Hi! I am Xuan Ouyang (欧阳轩, pronounced as Shwan Oh-yang). I’m a senior in Integrated Science Program at Peking University, under the supervision of Jie Lin. I was an summer intern in Terence Hwa’s Lab at Department of Physics, U.C. San Diego. In addition, I will join Daniel Lew’s Lab from January to March 2024 as a research intern at Biology Department, MIT. I have broad research interests in quantatitve and system biology, genetics, and microbiology which originates from a rigorous integrative training offered by Intergrated Science Program, and broad research experiences at three extensive collaborative research institutes at Peking(CQB), UCSD(Physical Biology) and MIT(Biology).

Selected Research

Whole-genome sRNA-mediated gene expression regulations

Supervised by Matteo Mori and Terence Hwa

sRNA plays a central regulatory role in gene expression primarily by complementarily binding to induce co-degradation or alter mRNA spatial conformation, affecting mRNA stability or translation ability. By integrating the omics data across conditions including nutrient limitation, translation inhibition, and nutrient shift conditions with corresponding quantitative experiment results, I provided the landscape of by deciphering sRNA-mediated gene expression regulation from perspective of mRNA stability and translation ability. Below is the genome-wide sRNA-mediate gene expression map under carbon-limitation(by limiting the numbers of glucose transporters) condition.

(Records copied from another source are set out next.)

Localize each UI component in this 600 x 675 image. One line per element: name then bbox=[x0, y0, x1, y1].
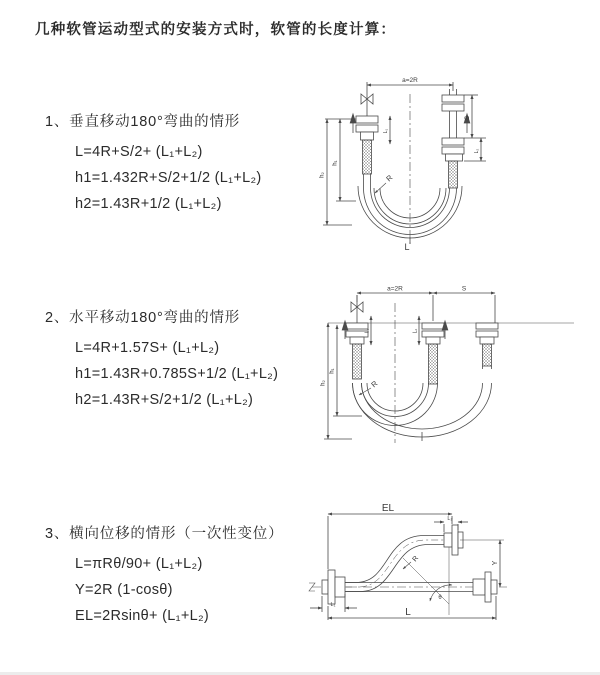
label-s: S bbox=[461, 285, 467, 293]
left-flange bbox=[356, 116, 378, 140]
dimension-l2 bbox=[434, 522, 468, 532]
label-l: L bbox=[405, 607, 411, 618]
formula-h1: h1=1.43R+0.785S+1/2 (L₁+L₂) bbox=[75, 366, 279, 382]
label-h1: h₁ bbox=[329, 368, 336, 374]
valve-icon bbox=[361, 91, 373, 116]
right-braid bbox=[449, 161, 458, 188]
dimension-h1 bbox=[325, 119, 356, 201]
section-2-heading: 2、水平移动180°弯曲的情形 bbox=[45, 310, 241, 326]
label-l1: L₁ bbox=[330, 602, 336, 608]
label-theta: θ bbox=[438, 595, 442, 601]
radius-leader bbox=[403, 562, 411, 569]
label-y: Y bbox=[492, 560, 499, 566]
label-l2: L₂ bbox=[412, 328, 419, 334]
label-h2: h₂ bbox=[319, 172, 326, 178]
label-r: R bbox=[384, 172, 395, 184]
dimension-h2 bbox=[323, 119, 352, 225]
label-l1: L₁ bbox=[383, 128, 389, 134]
formula-el: EL=2Rsinθ+ (L₁+L₂) bbox=[75, 608, 210, 624]
construction-radius bbox=[403, 558, 449, 604]
label-a2r: a=2R bbox=[387, 285, 403, 293]
label-a2r: a=2R bbox=[402, 77, 418, 84]
hose-displaced-position bbox=[345, 536, 444, 592]
label-s: S bbox=[464, 115, 471, 121]
left-braid bbox=[353, 344, 362, 379]
middle-braid bbox=[429, 344, 438, 384]
formula-length: L=πRθ/90+ (L₁+L₂) bbox=[75, 556, 203, 572]
diagram-lateral-displacement bbox=[300, 500, 600, 650]
label-r: R bbox=[411, 554, 421, 564]
formula-h2: h2=1.43R+S/2+1/2 (L₁+L₂) bbox=[75, 392, 254, 408]
dimension-s bbox=[433, 293, 495, 323]
section-horizontal-movement bbox=[45, 309, 325, 413]
section-vertical-movement bbox=[45, 113, 325, 217]
left-braid bbox=[363, 140, 372, 174]
left-flange bbox=[322, 570, 345, 604]
diagram-vertical-movement-180-bend bbox=[312, 70, 600, 255]
valve-icon bbox=[351, 295, 363, 323]
page-title: 几种软管运动型式的安装方式时，软管的长度计算： bbox=[35, 22, 397, 38]
label-l2: L₂ bbox=[474, 148, 480, 154]
section-1-heading: 1、垂直移动180°弯曲的情形 bbox=[45, 114, 241, 130]
lower-right-flange bbox=[473, 572, 497, 602]
middle-flange bbox=[422, 323, 444, 344]
formula-h1: h1=1.432R+S/2+1/2 (L₁+L₂) bbox=[75, 170, 262, 186]
label-l: L bbox=[404, 242, 410, 252]
dimension-h2 bbox=[324, 323, 352, 439]
label-r: R bbox=[369, 378, 380, 390]
label-h1: h₁ bbox=[332, 160, 339, 166]
label-l1: L₁ bbox=[364, 328, 371, 334]
dimension-el bbox=[328, 514, 452, 569]
label-h2: h₂ bbox=[320, 380, 327, 386]
section-3-heading: 3、横向位移的情形（一次性变位） bbox=[45, 526, 284, 542]
formula-y: Y=2R (1-cosθ) bbox=[75, 582, 173, 598]
section-lateral-displacement bbox=[45, 525, 325, 629]
label-l2: L₂ bbox=[447, 516, 453, 522]
diagram-horizontal-movement-180-bend bbox=[318, 283, 590, 475]
label-el: EL bbox=[381, 503, 395, 514]
formula-length: L=4R+S/2+ (L₁+L₂) bbox=[75, 144, 203, 160]
formula-length: L=4R+1.57S+ (L₁+L₂) bbox=[75, 340, 220, 356]
right-flange bbox=[476, 323, 498, 344]
right-braid bbox=[483, 344, 492, 366]
right-flanges bbox=[442, 89, 464, 161]
formula-h2: h2=1.43R+1/2 (L₁+L₂) bbox=[75, 196, 222, 212]
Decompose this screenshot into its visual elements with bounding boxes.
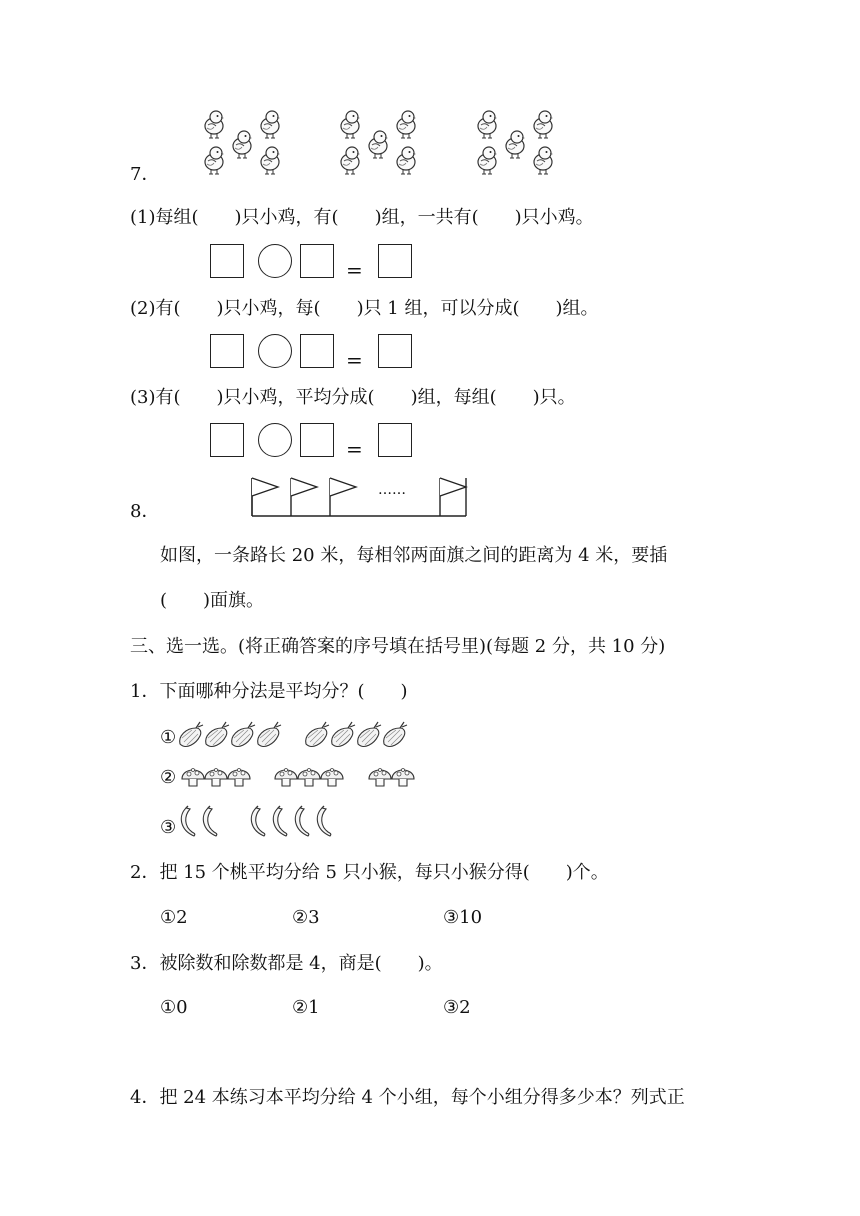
eggplant-groups	[0, 716, 860, 756]
equals-sign: =	[346, 258, 363, 282]
option-2-marker: ②	[160, 767, 177, 788]
banana-icon	[317, 806, 331, 836]
answer-box[interactable]	[378, 244, 412, 278]
mushroom-icon	[275, 769, 297, 787]
flag-icon	[440, 478, 466, 516]
chick-group	[478, 111, 553, 174]
answer-box[interactable]	[300, 334, 334, 368]
mushroom-icon	[298, 769, 320, 787]
question-7-number: 7．	[130, 164, 160, 185]
flags-on-road-diagram	[0, 468, 860, 528]
banana-icon	[273, 806, 287, 836]
choice-question-4: 4．把 24 本练习本平均分给 4 个小组，每个小组分得多少本？列式正	[130, 1087, 685, 1108]
eggplant-icon	[232, 722, 255, 746]
answer-box[interactable]	[300, 244, 334, 278]
banana-icon	[295, 806, 309, 836]
choice-question-1: 1．下面哪种分法是平均分？( )	[130, 681, 408, 702]
eggplant-icon	[332, 722, 355, 746]
mushroom-icon	[392, 769, 414, 787]
eggplant-icon	[358, 722, 381, 746]
answer-box[interactable]	[210, 334, 244, 368]
option-3-marker: ③	[160, 817, 177, 838]
mushroom-icon	[205, 769, 227, 787]
option-1-marker: ①	[160, 727, 177, 748]
answer-box[interactable]	[300, 423, 334, 457]
eggplant-icon	[206, 722, 229, 746]
banana-icon	[181, 806, 195, 836]
mushroom-icon	[182, 769, 204, 787]
flags-ellipsis: ……	[378, 482, 406, 498]
answer-box[interactable]	[378, 423, 412, 457]
choice-option[interactable]: ②1	[292, 997, 320, 1018]
section-3-heading: 三、选一选。(将正确答案的序号填在括号里)(每题 2 分，共 10 分)	[130, 636, 666, 657]
banana-groups	[0, 802, 860, 842]
equals-sign: =	[346, 348, 363, 372]
equals-sign: =	[346, 437, 363, 461]
chick-group	[341, 111, 416, 174]
eggplant-icon	[258, 722, 281, 746]
banana-icon	[203, 806, 217, 836]
choice-question-2: 2．把 15 个桃平均分给 5 只小猴，每只小猴分得( )个。	[130, 862, 609, 883]
answer-box[interactable]	[378, 334, 412, 368]
mushroom-icon	[369, 769, 391, 787]
mushroom-icon	[228, 769, 250, 787]
eggplant-icon	[306, 722, 329, 746]
chick-groups-illustration	[0, 0, 860, 200]
mushroom-icon	[321, 769, 343, 787]
question-8-number: 8．	[130, 501, 160, 522]
flag-icon	[291, 478, 317, 516]
choice-option[interactable]: ③2	[443, 997, 471, 1018]
answer-box[interactable]	[210, 423, 244, 457]
question-7-part-1: (1)每组( )只小鸡，有( )组，一共有( )只小鸡。	[130, 207, 594, 228]
flag-icon	[252, 478, 278, 516]
answer-box[interactable]	[210, 244, 244, 278]
choice-option[interactable]: ②3	[292, 907, 320, 928]
operator-circle[interactable]	[258, 244, 292, 278]
chick-group	[205, 111, 280, 174]
operator-circle[interactable]	[258, 334, 292, 368]
choice-option[interactable]: ①0	[160, 997, 188, 1018]
choice-question-3: 3．被除数和除数都是 4，商是( )。	[130, 953, 443, 974]
banana-icon	[251, 806, 265, 836]
question-8-text-line-2: ( )面旗。	[160, 590, 265, 611]
flag-icon	[330, 478, 356, 516]
choice-option[interactable]: ③10	[443, 907, 483, 928]
question-8-text-line-1: 如图，一条路长 20 米，每相邻两面旗之间的距离为 4 米，要插	[160, 545, 668, 566]
operator-circle[interactable]	[258, 423, 292, 457]
mushroom-groups	[0, 758, 860, 798]
choice-option[interactable]: ①2	[160, 907, 188, 928]
question-7-part-2: (2)有( )只小鸡，每( )只 1 组，可以分成( )组。	[130, 298, 599, 319]
eggplant-icon	[180, 722, 203, 746]
eggplant-icon	[384, 722, 407, 746]
question-7-part-3: (3)有( )只小鸡，平均分成( )组，每组( )只。	[130, 387, 576, 408]
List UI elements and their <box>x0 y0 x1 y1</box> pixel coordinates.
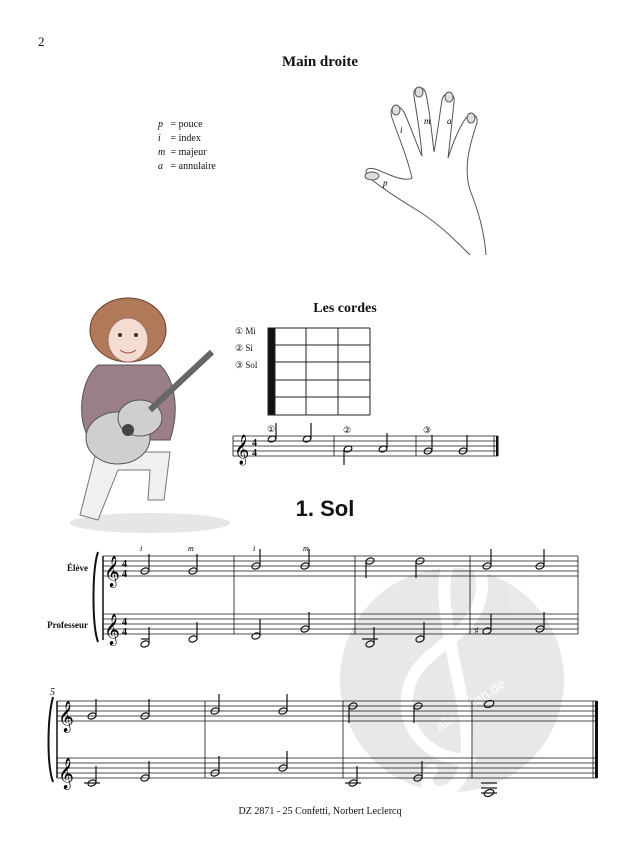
treble-clef-icon: 𝄞 <box>234 435 250 465</box>
finger-label-a: a <box>447 116 452 126</box>
strings-example-staff <box>233 436 499 456</box>
strings-example-notes <box>267 423 467 465</box>
fingering-i: i <box>253 544 256 553</box>
treble-clef-icon: 𝄞 <box>58 701 74 732</box>
time-signature-top: 4 <box>122 559 127 570</box>
strings-section-title: Les cordes <box>313 301 377 316</box>
hand-section-title: Main droite <box>282 54 358 70</box>
legend-key: a <box>158 161 163 172</box>
legend-item: a = annulaire <box>158 161 216 172</box>
string-label-si: ② Si <box>235 343 253 353</box>
watermark-text: alle-noten.de <box>432 674 509 735</box>
string-label-sol: ③ Sol <box>235 360 258 370</box>
string-mark-1: ① <box>267 425 276 435</box>
time-signature-top: 4 <box>122 617 127 628</box>
legend-item: i = index <box>158 133 201 144</box>
treble-clef-icon: 𝄞 <box>104 556 120 587</box>
finger-label-p: p <box>383 178 388 188</box>
legend-value: majeur <box>178 147 207 158</box>
watermark-logo <box>340 554 564 792</box>
string-mark-3: ③ <box>423 426 432 436</box>
treble-clef-icon: 𝄞 <box>58 758 74 789</box>
legend-key: i <box>158 133 161 144</box>
part-name-professeur: Professeur <box>47 620 88 630</box>
measure-number: 5 <box>50 687 55 698</box>
legend-value: index <box>178 133 201 144</box>
time-signature-bottom: 4 <box>122 627 127 638</box>
fingering-i: i <box>140 544 143 553</box>
legend-value: annulaire <box>178 161 216 172</box>
fingering-m: m <box>303 544 309 553</box>
time-signature-bottom: 4 <box>252 448 257 459</box>
string-label-mi: ① Mi <box>235 326 256 336</box>
sharp-icon: ♯ <box>474 626 479 637</box>
fingering-m: m <box>188 544 194 553</box>
strings-fretboard-diagram <box>268 328 370 415</box>
treble-clef-icon: 𝄞 <box>104 614 120 645</box>
legend-item: m = majeur <box>158 147 207 158</box>
finger-label-m: m <box>424 116 431 126</box>
time-signature-top: 4 <box>252 438 257 449</box>
piece-title: 1. Sol <box>295 496 355 521</box>
right-hand-illustration <box>365 87 486 255</box>
legend-key: m <box>158 147 166 158</box>
finger-label-i: i <box>400 125 403 135</box>
legend-item: p = pouce <box>158 119 203 130</box>
string-mark-2: ② <box>343 426 352 436</box>
legend-value: pouce <box>178 119 203 130</box>
part-name-eleve: Élève <box>67 563 88 573</box>
legend-key: p <box>158 119 163 130</box>
guitarist-illustration <box>70 298 230 533</box>
page-number: 2 <box>38 34 45 49</box>
page-footer: DZ 2871 - 25 Confetti, Norbert Leclercq <box>238 806 402 817</box>
time-signature-bottom: 4 <box>122 569 127 580</box>
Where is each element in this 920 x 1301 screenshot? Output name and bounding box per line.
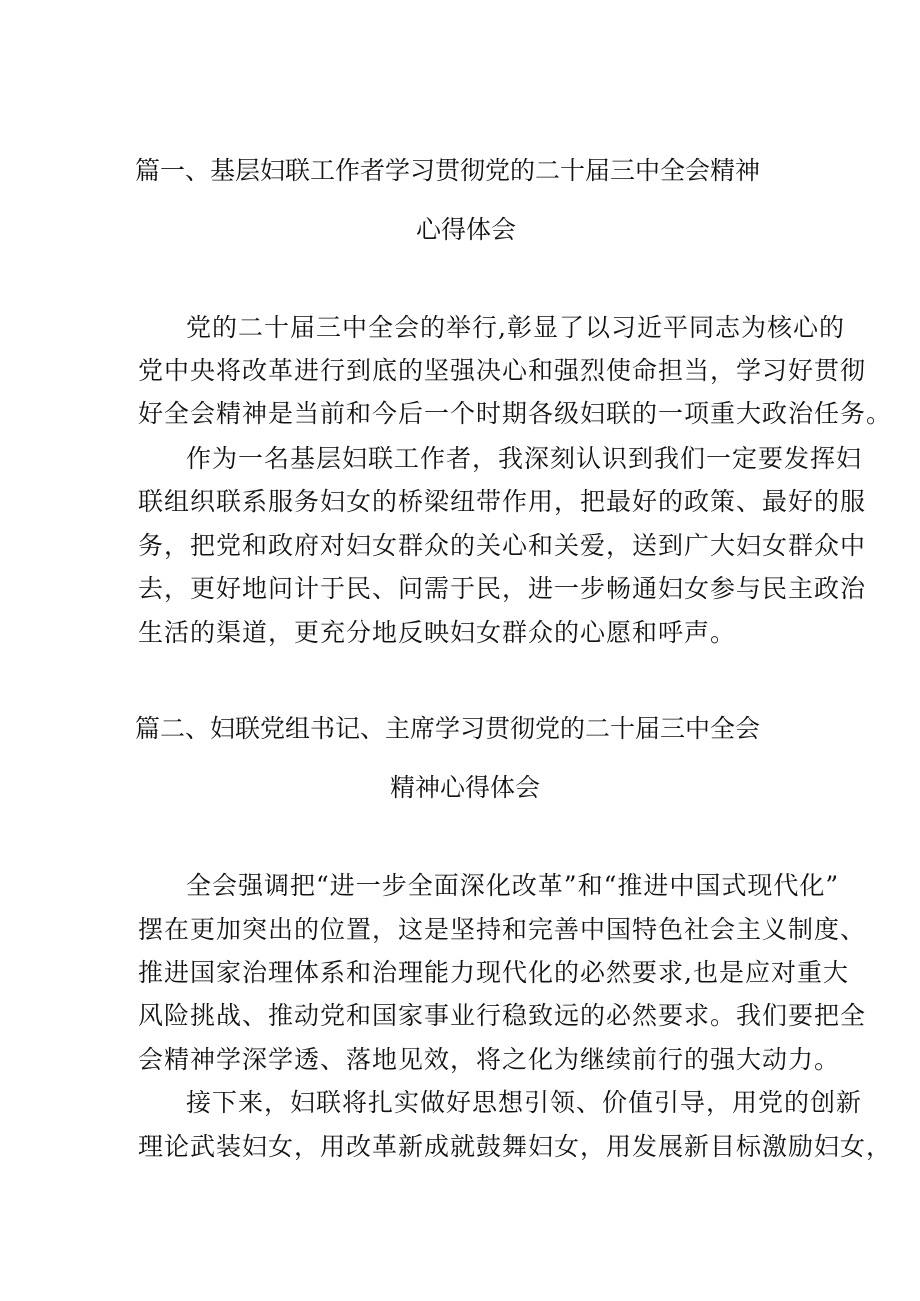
section2-p1-line1: 全会强调把“进一步全面深化改革”和“推进中国式现代化” [186, 871, 840, 900]
section1-p1-line1: 党的二十届三中全会的举行,彰显了以习近平同志为核心的 [186, 313, 845, 342]
section1-p2-line1: 作为一名基层妇联工作者，我深刻认识到我们一定要发挥妇 [186, 444, 863, 473]
section2-title-line1: 篇二、妇联党组书记、主席学习贯彻党的二十届三中全会 [135, 714, 761, 743]
section2-p2-line2: 理论武装妇女，用改革新成就鼓舞妇女，用发展新目标激励妇女， [138, 1132, 893, 1161]
section1-p2-line3: 务，把党和政府对妇女群众的关心和关爱，送到广大妇女群众中 [138, 531, 867, 560]
section1-title-line2: 心得体会 [416, 215, 517, 244]
section1-p1-line2: 党中央将改革进行到底的坚强决心和强烈使命担当，学习好贯彻 [138, 356, 867, 385]
section2-p2-line1: 接下来，妇联将扎实做好思想引领、价值引导，用党的创新 [186, 1088, 863, 1117]
section1-p2-line2: 联组织联系服务妇女的桥梁纽带作用，把最好的政策、最好的服 [138, 487, 867, 516]
section2-p1-line3: 推进国家治理体系和治理能力现代化的必然要求,也是应对重大 [138, 958, 849, 987]
section1-p1-line3: 好全会精神是当前和今后一个时期各级妇联的一项重大政治任务。 [138, 399, 893, 428]
section2-p1-line5: 会精神学深学透、落地见效，将之化为继续前行的强大动力。 [138, 1045, 841, 1074]
section1-p2-line4: 去，更好地问计于民、问需于民，进一步畅通妇女参与民主政治 [138, 574, 867, 603]
section1-title-line1: 篇一、基层妇联工作者学习贯彻党的二十届三中全会精神 [135, 156, 761, 185]
section2-title-line2: 精神心得体会 [390, 773, 541, 802]
section1-p2-line5: 生活的渠道，更充分地反映妇女群众的心愿和呼声。 [138, 618, 737, 647]
section2-p1-line4: 风险挑战、推动党和国家事业行稳致远的必然要求。我们要把全 [138, 1001, 867, 1030]
section2-p1-line2: 摆在更加突出的位置，这是坚持和完善中国特色社会主义制度、 [138, 915, 867, 944]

Revealing the Relations between Promoter Sequences Patterns and Gene Expression Levels

Supervised by Terence Hwa

Recent findings underscore basal expression levels, dictated by corresponding promoter strength, primarily determine gene expression levels–quantified by protein abundance, which means E. coli sets the gene expression level by evolutionarily organizing promoter strengths. In addition, The conservation of basal expression levels across diverse bacteria implies the feasibility of gene expression level prediction among species, provided their genomes are available. In this project, I deciphered this evolutionary strategy from the perspective of promoter sequences, a fundamental internal promoter property. I picked housekeeping sigma70 promoters as the primary system, and identified promoter sequence patterns dependent on and independent of promoter strength through sequence information entropy and nucleotide frequency analysis. Below is the patterns revealed in near-promoter regions. I highlight the regions with high information. 0 here is the transcription start site.

Mechanism of Accurate Division in E. coli and its Response to Hyperosmotic Shock

Supervised by Jie Lin

A remarkable feature of living cells is their ability to uphold a stable, environment-influenced cell size amidst internal temporal fluctuations and individual variations along with drastic changes in environmental factors like osmolarity and extracellular nutrients, while the strategy remains an open question. Focusing on the MinCDE system, which positions the division machinery spatiotemporally and is crucial for effective division in E. coli, I investigated the division strategy and dynamic adjustment under osmotic shock.